Vicdan ve izan sahibi her kes programın tamamen yanlı ve maksatlı hazırlandığını Şii-Alevi vatandaşların tekfir edilerek hedef gösterildiğini pekâlâ idrak etmektedir. Zira ‘’ Şii- Aleviler neye inanıyor’’ gibi trajikomik bir soruya sözde ilahiyatçı akademisyen, sözde prof. etiketi taşıyan şahısların inançlarımıza saldırması ülkemize, birlik ve beraberliğimize ihanetten başka bir şey değildir. ‘’Bir topluluğa olan kininiz sizi adaletsizliğe götürmesin, Adaletli olun, bu Allah korkusuna daha çok yakışan bir davranıştır. Maide-8
Ayeti gereğince Pelin Hanımın maksatlı sorduğu soruya Şii-Alevi bir âlimin cevap vermesi insaflı ve adaletli bir davranış olurdu.
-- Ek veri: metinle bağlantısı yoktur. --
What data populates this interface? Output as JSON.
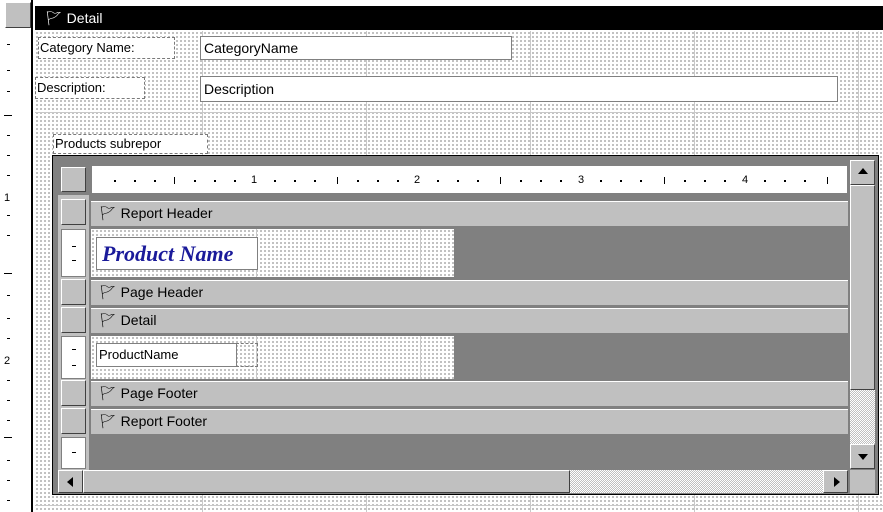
{
  "sections": {
    "detail": "Detail",
    "report_header": "Report Header",
    "page_header": "Page Header",
    "sub_detail": "Detail",
    "page_footer": "Page Footer",
    "report_footer": "Report Footer"
  },
  "section_icon": "section-marker-icon",
  "main_form": {
    "category_label": "Category Name:",
    "category_field": "CategoryName",
    "description_label": "Description:",
    "description_field": "Description",
    "subreport_label": "Products subrepor"
  },
  "subreport": {
    "header_label": "Product Name",
    "detail_field": "ProductName",
    "ruler_numbers": [
      "1",
      "2",
      "3",
      "4"
    ]
  },
  "colors": {
    "title_bar": "#000000",
    "section_bar": "#c0c0c0",
    "dark_area": "#808080",
    "header_text": "#1a1a9a"
  }
}
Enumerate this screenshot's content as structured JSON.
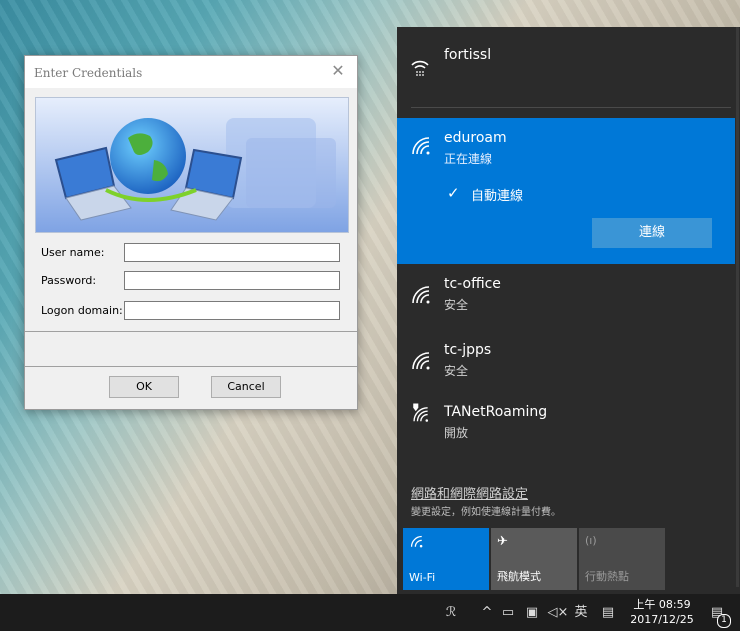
{
  "dialog": {
    "title": "Enter Credentials",
    "close_glyph": "✕",
    "fields": [
      {
        "label": "User name:",
        "value": ""
      },
      {
        "label": "Password:",
        "value": ""
      },
      {
        "label": "Logon domain:",
        "value": ""
      }
    ],
    "ok_label": "OK",
    "cancel_label": "Cancel"
  },
  "flyout": {
    "networks": [
      {
        "name": "fortissl",
        "status": "",
        "icon": "wifi-secure-icon"
      },
      {
        "name": "eduroam",
        "status": "正在連線",
        "icon": "wifi-icon"
      },
      {
        "name": "tc-office",
        "status": "安全",
        "icon": "wifi-icon"
      },
      {
        "name": "tc-jpps",
        "status": "安全",
        "icon": "wifi-icon"
      },
      {
        "name": "TANetRoaming",
        "status": "開放",
        "icon": "wifi-open-icon"
      }
    ],
    "auto_connect_label": "自動連線",
    "connect_label": "連線",
    "settings_link": "網路和網際網路設定",
    "settings_sub": "變更設定，例如使連線計量付費。",
    "tiles": [
      {
        "label": "Wi-Fi",
        "active": true
      },
      {
        "label": "飛航模式",
        "active": false
      },
      {
        "label": "行動熱點",
        "active": false
      }
    ],
    "accent_color": "#0078d7"
  },
  "taskbar": {
    "ime_label": "英",
    "time": "上午 08:59",
    "date": "2017/12/25",
    "notification_count": "1"
  }
}
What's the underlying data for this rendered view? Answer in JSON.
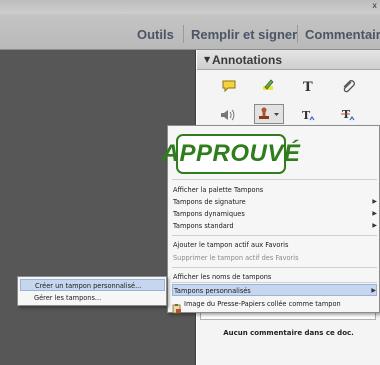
{
  "toolbar": {
    "tabs": [
      "Outils",
      "Remplir et signer",
      "Commentaire"
    ]
  },
  "panel": {
    "title": "Annotations",
    "empty_text": "Aucun commentaire dans ce doc."
  },
  "context_menu": {
    "stamp_label": "APPROUVÉ",
    "items": [
      "Afficher la palette Tampons",
      "Tampons de signature",
      "Tampons dynamiques",
      "Tampons standard",
      "Ajouter le tampon actif aux Favoris",
      "Supprimer le tampon actif des Favoris",
      "Afficher les noms de tampons",
      "Tampons personnalisés",
      "Image du Presse-Papiers collée comme tampon"
    ]
  },
  "submenu": {
    "items": [
      "Créer un tampon personnalisé...",
      "Gérer les tampons..."
    ]
  },
  "colors": {
    "stamp_green": "#2f7d1c",
    "highlight": "#c6d6ee",
    "doc_background": "#575757"
  }
}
“Şii-Alevi neye inanıyor?” gibi maksatlı sorulmuş bir soruya sözde bu ilahiyatçılar mı cevap vermelidir? Niçin her inançla ilgili soru, o inanca mensup âlimlere sorulmuyor? Bu tür programlara o inanca mensup en az bir âlimin de davet edilmesi gerekmez miydi? Şayet böyle yapılmış olsaydı daha etik olurdu. Şii-Alevi âlimleri her zaman ve her platformda kendi inancını anlatmaya hazır ve muktedirdir.
Sayın Diyanet İşleri Başkanımız, her fırsatta dillendirdiği “vahdet, tek ümmet olmak” söylemi gayesinin aksine hareket eden böylesi dışlayıcı ve ayrıştırıcı programa niçin sessiz kalmıştır?
Devlet yetkililerini, RTÜK’ü ve Diyanet İşleri Başkanlığını göreve çağırıyor ve konuyla ilgili açıklama yapmalarını ümit ediyoruz.